Two Faces of Party System Stability: Organizational Continuity and Programmatic Consistency

Friday, March 30, 2018
Michigan (InterContinental Chicago Magnificent Mile)
Endre Borbáth , Department of Political and Social Sciences, European University Institute, Italy
The scholarly literature considers party system stability a necessary condition of electoral accountability. In case the menu of choices changes from one election to another, voters are not able to reward or punish parties in government. However, stability – often reduced to organizational continuity – is not sufficient to ensure accountability. Programmatic consistency seems as important since parties radically shift their appeal over time. Thus, this paper argues we need to systematically distinguish between the stability of parties as organizations and the stability of the programmatic structure of party competition.

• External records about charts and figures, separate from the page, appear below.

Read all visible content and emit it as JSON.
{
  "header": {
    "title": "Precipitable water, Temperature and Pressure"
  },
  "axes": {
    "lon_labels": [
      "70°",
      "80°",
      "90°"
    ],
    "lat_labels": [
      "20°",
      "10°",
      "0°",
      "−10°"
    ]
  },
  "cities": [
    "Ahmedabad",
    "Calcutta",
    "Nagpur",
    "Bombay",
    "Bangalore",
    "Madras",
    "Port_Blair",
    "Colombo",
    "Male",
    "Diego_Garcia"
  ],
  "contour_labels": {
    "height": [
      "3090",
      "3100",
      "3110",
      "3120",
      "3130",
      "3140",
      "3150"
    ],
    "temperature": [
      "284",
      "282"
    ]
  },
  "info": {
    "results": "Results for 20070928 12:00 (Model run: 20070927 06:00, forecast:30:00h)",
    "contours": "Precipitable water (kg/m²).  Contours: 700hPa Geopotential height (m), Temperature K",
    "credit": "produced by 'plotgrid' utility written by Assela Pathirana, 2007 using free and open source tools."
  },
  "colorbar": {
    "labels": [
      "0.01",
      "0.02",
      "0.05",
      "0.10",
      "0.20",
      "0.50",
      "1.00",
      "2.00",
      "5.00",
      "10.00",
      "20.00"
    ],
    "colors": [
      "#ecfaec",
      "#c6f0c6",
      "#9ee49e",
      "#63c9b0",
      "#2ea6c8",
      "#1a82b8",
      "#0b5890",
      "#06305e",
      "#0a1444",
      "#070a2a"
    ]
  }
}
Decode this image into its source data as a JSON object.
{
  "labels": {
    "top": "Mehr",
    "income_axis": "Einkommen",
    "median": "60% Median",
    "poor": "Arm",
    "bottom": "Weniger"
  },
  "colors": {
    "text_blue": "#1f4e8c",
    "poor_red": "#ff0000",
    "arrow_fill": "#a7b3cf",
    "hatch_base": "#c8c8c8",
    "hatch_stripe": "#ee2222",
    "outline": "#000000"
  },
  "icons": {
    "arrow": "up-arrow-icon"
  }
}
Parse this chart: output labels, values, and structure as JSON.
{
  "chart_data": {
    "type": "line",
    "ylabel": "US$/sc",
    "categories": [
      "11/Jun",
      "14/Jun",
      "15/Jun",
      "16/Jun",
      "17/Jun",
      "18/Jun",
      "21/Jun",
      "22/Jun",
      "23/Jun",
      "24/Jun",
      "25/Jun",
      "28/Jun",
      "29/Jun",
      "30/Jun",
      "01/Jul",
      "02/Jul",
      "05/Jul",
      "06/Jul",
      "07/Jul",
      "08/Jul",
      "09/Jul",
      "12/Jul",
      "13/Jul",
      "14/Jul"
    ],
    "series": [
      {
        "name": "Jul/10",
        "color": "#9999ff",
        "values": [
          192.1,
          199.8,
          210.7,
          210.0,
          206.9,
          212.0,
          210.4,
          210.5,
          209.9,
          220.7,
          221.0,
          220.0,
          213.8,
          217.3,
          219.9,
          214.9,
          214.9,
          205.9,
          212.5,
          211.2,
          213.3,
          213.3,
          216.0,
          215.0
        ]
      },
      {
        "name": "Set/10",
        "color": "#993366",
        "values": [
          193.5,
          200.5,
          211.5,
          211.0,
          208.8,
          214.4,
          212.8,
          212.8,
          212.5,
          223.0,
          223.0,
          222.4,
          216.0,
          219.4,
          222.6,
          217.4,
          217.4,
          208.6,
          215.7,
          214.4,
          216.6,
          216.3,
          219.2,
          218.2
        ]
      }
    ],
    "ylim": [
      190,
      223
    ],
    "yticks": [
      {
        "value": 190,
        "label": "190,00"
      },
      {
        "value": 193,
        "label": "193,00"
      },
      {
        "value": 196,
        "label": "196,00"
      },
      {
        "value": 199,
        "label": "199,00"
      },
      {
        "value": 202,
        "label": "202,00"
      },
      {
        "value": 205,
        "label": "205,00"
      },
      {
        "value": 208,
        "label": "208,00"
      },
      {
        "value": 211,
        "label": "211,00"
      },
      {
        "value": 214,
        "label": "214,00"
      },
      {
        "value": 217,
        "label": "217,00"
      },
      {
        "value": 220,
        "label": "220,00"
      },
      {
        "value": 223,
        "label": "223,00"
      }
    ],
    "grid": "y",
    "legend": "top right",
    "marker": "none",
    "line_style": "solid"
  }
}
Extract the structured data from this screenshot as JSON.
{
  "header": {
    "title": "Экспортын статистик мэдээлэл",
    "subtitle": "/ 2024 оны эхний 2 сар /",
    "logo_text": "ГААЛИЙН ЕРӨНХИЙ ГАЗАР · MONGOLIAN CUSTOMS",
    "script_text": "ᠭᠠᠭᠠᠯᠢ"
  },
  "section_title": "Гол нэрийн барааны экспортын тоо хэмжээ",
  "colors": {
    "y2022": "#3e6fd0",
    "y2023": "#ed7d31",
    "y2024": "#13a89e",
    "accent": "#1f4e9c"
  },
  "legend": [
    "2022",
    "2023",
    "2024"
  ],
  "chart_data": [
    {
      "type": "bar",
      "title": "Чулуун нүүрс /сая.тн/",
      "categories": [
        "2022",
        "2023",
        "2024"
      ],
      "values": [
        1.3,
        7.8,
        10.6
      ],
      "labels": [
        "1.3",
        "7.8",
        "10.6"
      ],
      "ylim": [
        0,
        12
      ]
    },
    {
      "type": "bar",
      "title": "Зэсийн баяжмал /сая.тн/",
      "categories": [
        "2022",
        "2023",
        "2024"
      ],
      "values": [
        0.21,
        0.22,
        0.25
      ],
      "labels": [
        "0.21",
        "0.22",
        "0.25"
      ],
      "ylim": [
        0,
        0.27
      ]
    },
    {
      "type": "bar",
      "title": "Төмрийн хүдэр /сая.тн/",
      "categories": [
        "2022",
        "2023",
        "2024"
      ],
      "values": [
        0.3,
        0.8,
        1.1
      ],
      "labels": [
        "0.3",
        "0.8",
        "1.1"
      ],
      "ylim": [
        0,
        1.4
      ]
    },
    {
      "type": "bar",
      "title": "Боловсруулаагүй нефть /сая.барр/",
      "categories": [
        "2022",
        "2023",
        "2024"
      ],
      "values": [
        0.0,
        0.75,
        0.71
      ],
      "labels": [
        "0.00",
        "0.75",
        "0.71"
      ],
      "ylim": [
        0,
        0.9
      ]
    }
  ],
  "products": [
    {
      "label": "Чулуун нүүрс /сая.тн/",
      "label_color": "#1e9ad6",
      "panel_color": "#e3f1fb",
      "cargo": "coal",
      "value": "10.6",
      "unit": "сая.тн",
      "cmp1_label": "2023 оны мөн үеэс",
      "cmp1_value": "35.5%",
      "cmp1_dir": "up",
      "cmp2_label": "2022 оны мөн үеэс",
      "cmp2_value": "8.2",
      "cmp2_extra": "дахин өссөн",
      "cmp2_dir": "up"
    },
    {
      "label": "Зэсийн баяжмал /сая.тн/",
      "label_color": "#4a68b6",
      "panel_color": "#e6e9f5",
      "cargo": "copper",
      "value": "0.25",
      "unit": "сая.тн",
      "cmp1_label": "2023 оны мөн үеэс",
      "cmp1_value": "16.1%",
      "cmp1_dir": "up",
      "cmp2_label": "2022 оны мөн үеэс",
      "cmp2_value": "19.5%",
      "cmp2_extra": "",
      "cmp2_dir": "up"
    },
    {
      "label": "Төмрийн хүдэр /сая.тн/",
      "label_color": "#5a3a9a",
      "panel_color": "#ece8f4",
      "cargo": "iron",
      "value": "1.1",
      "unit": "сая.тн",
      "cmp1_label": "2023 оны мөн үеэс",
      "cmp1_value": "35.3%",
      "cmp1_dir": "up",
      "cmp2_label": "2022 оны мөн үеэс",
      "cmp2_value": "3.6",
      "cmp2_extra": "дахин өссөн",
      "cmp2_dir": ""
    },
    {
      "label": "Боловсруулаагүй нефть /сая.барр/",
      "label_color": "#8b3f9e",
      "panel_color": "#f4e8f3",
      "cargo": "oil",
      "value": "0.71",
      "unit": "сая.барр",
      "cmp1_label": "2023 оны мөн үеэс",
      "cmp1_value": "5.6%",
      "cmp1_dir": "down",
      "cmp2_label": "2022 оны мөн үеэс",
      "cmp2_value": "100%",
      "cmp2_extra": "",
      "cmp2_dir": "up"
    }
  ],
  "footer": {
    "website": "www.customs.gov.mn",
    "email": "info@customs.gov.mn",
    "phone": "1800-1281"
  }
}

The highly institutionalized party systems in Western Europe characterized by historic cleavages and high rates of party survival hide this distinction, and have led scholars to conceptualize stability as a unidimensional concept. Therefore, the paper contrasts Western European party systems with party systems in Eastern Europe to provide examples to four possible combinations of stability: stable systems, unstable systems, systems with ephemeral parties, and systems with empty party labels.
The paper relies on a novel dataset of issue positions and salience collected by the POLCON ERC project. The dataset covers party competition as reported by two national newspapers during a two-months-long window of observation in 51 electoral campaigns of 12 European countries. The dataset relies on core sentence coding and provides a map of the over-time evolution of national political spaces.